The International Statistical Classification of Diseases and Related Health Problems, 10th revision, Australian Modification (ICD-10-AM) is used to classify diseases, injury and related health problems in admitted patient care data in Australia.

In July 2015, 29 supplementary codes for chronic conditions (U78–U88), and a new Australian Coding Standard (ACS 0003 Supplementary codes for chronic conditions) were implemented in the Ninth Edition of ICD-10-AM.

The introduction of these codes has implications for the monitoring of chronic conditions using hospitalisation data in Australia.

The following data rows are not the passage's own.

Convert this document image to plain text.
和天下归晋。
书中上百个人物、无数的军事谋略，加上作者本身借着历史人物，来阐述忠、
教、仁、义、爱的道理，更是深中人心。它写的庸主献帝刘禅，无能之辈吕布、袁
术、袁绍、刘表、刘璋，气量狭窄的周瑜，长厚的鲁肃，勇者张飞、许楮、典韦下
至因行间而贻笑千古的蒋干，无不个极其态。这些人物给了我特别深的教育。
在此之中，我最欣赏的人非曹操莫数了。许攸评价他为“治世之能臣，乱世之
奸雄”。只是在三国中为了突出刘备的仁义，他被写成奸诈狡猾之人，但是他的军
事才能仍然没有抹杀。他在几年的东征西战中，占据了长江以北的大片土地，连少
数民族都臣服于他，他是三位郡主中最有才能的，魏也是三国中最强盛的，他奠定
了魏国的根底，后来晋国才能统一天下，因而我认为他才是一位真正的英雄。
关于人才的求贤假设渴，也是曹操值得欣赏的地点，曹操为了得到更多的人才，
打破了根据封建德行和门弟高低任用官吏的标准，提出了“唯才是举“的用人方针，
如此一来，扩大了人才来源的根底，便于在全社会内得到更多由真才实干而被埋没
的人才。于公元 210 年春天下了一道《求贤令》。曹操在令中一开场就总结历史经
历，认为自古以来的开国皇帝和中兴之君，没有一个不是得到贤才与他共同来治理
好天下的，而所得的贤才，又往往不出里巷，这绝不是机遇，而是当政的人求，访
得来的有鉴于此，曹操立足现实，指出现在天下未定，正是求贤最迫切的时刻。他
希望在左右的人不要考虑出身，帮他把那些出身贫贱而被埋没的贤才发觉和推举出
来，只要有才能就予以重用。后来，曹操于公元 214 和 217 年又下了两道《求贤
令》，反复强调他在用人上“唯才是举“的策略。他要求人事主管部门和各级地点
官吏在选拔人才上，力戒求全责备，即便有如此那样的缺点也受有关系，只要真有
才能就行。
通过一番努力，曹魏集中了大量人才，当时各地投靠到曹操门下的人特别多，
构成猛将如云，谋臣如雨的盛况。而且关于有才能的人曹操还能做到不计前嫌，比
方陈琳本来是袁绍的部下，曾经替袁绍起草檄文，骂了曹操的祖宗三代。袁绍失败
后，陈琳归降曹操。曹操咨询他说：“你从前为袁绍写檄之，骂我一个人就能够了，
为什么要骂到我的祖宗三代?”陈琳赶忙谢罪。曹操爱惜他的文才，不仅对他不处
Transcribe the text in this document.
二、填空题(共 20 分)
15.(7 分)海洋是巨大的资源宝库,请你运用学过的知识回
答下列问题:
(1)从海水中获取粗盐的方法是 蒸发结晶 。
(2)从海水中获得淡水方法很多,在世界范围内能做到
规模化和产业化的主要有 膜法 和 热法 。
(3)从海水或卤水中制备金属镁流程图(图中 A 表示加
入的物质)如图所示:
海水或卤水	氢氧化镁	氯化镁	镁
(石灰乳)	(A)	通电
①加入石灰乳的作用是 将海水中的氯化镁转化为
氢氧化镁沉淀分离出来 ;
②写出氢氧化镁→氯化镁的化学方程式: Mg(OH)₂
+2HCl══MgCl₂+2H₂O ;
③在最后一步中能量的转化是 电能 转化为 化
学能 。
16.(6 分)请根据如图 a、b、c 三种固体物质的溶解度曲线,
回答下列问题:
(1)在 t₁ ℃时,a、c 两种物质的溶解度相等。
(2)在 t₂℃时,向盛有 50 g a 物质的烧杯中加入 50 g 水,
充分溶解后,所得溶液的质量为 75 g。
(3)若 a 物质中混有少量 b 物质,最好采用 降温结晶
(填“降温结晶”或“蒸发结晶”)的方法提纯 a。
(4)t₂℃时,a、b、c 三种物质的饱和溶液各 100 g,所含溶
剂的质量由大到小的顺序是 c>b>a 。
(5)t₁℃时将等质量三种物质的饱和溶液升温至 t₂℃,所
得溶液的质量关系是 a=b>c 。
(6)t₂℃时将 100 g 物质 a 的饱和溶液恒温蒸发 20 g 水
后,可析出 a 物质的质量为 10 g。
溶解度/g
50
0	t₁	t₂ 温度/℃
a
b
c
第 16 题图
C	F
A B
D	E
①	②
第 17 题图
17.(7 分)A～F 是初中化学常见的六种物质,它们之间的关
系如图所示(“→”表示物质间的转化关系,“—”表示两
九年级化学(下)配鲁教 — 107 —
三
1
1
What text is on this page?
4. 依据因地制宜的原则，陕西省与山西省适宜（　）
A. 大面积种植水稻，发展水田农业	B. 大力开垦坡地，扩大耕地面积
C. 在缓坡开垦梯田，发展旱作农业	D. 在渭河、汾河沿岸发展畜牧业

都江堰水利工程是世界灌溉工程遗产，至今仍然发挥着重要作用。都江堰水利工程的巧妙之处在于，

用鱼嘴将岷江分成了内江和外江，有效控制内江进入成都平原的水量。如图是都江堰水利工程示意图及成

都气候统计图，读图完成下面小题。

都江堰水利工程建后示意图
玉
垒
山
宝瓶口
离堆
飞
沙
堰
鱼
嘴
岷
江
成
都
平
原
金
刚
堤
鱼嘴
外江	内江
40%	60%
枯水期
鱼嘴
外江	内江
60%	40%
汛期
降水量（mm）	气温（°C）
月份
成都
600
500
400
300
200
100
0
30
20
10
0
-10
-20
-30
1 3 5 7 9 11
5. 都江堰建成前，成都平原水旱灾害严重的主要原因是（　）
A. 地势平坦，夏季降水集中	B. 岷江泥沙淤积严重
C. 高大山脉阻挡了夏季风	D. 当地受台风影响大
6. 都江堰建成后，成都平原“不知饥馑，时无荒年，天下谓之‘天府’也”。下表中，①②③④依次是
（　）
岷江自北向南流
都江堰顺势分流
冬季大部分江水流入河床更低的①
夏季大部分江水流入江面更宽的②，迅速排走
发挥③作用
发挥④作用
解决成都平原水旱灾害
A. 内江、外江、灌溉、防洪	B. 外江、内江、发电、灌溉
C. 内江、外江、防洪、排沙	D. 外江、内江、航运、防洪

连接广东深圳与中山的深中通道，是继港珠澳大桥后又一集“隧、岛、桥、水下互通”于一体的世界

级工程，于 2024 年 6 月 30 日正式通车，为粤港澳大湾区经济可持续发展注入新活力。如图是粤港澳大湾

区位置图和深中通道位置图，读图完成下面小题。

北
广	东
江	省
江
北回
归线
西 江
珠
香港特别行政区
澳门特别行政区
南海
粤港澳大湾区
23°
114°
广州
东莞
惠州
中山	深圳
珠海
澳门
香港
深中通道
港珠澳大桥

This report uses data from the National Hospital Morbidity Database and the National Dementia Linked Dataset to evaluate the use of the supplementary codes for the purpose of population health monitoring and provide evidence for including these codes in future analysis and linked data assets.

Key findings include:

  • 1 in 3 hospitalisations in 2019–20 had at least one supplementary code.
  • One-third of the conditions for which supplementary codes were introduced in 2015–16, had a marked drop in additional diagnoses in that year.
  • Including supplementary codes in analyses increases the capture of some chronic conditions up to 15-fold in unlinked hospitalisations data and 9-fold in available linked hospitalisations data.
  • Supplementary codes are only being assigned in a minority of hospitalisations of people who have a prior record of a diagnosis or supplementary code for the chronic condition.

The supplementary codes provide unique information about chronic conditions in the hospitalised population beyond principal and additional diagnoses and should be used in routine analyses and health research. The value of this unique information to the monitoring of chronic conditions and associated work would be greatest if included in analysis of linked data.

Box 1: Key definitions

Supplementary code: A supplementary code is assigned for chronic conditions that are part of the current health status on admission that do not meet criteria for inclusion as a principal or additional diagnosis on the patient’s hospital record.

Principal diagnosis: The diagnosis established after study to be chiefly responsible for occasioning an episode of admitted patient care.

Additional diagnosis: A condition or complaint either coexisting with the principal diagnosis or arising during the episode of admitted patient care which is significant in terms of treatment required, investigations needed and resources used in each episode of care. Multiple diagnoses may be recorded.